Frank Mullaney

Photographer
real/unreal
Public Story
real/unreal
Copyright Frank Mullaney 2024
Updated Oct 2010
Topics lawn ornaments, sideshow, dead animals, tattoos,cinema


These images are from my newest photographic series, real/unreal. It is a series that, as of now, is still a work-in-progress. There is more to photograph and much editing to do.

I have become fascinated with the concept of representation; the realization of inanimate objects created to appear as the real thing. For years I have been drawn to wax museums, amusement park décor, disguises and costumes.  I am amused by the idea that some people prefer artificial flowers to the real thing, for reasons as simple as, like my own mother has stated, ‘not wanting the mess’. But life, I find, is messy.

While working on my cinematic series, Memory Play: an Homage to Tennessee Williams, I came upon older films where Caucasian actors were playing Asians, blacks and Indians despite the fact that there was hardly a dearth of minority actors in Hollywood. Today, we would be appalled at the idea of blackface or Asian makeup on screen, yet when a heterosexual plays a gay person we hail them as ‘brave’ or ‘courageous’ and shower them with awards. Is it the idea that it is less challenging, or ‘less messy’ as it were, to watch a representation of a gay person than to contemplate the reality that this person is a homosexual and consider what that means to one as a viewer.

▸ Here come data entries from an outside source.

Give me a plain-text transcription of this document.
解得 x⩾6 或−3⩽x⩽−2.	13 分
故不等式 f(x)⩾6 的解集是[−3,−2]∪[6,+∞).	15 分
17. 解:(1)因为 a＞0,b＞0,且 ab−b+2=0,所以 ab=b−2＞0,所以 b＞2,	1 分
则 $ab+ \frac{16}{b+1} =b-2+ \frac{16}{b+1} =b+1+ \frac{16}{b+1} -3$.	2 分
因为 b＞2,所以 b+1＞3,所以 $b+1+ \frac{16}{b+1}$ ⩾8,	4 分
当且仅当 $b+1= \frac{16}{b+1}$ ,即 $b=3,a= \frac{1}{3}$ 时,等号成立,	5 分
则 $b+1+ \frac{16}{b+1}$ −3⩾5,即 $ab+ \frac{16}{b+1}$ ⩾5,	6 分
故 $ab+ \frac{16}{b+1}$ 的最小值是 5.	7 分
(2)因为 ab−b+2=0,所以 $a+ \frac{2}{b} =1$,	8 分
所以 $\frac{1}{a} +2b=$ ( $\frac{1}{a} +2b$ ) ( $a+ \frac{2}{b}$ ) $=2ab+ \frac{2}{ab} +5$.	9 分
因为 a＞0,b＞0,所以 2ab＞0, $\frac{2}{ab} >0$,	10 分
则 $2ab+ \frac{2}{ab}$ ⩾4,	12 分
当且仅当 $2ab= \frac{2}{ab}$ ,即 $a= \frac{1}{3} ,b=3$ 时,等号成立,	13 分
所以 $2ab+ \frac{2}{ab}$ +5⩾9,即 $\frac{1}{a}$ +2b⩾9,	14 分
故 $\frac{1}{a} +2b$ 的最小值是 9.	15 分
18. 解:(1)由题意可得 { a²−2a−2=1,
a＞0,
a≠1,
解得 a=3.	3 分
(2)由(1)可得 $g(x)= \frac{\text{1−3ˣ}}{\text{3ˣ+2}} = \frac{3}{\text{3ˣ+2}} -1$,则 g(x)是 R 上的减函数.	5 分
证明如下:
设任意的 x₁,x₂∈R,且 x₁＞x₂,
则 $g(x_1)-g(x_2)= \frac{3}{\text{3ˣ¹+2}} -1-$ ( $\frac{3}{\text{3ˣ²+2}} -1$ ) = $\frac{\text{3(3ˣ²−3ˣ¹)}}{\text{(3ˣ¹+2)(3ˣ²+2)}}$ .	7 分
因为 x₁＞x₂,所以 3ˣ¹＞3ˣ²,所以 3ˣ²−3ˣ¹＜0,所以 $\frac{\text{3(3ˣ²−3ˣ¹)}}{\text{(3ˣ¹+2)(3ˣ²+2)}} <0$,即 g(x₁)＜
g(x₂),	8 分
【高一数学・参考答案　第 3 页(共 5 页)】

It was with the same attitude that I began to photograph dead animals that I would happen to come upon, as a contrast to the plaster or resin versions that I’d been shooting. I received the same kind of reactions to those I showed them to and this brought up the same questions for me. Why do people accept lawn ornament deer or even a taxidermy version but recoil at a photograph of an actual animal who has recently been drained of life, despite the fact that the image is without blood or gore?

This is what I have set out to question and explore, the messy side of life, the real and the unreal.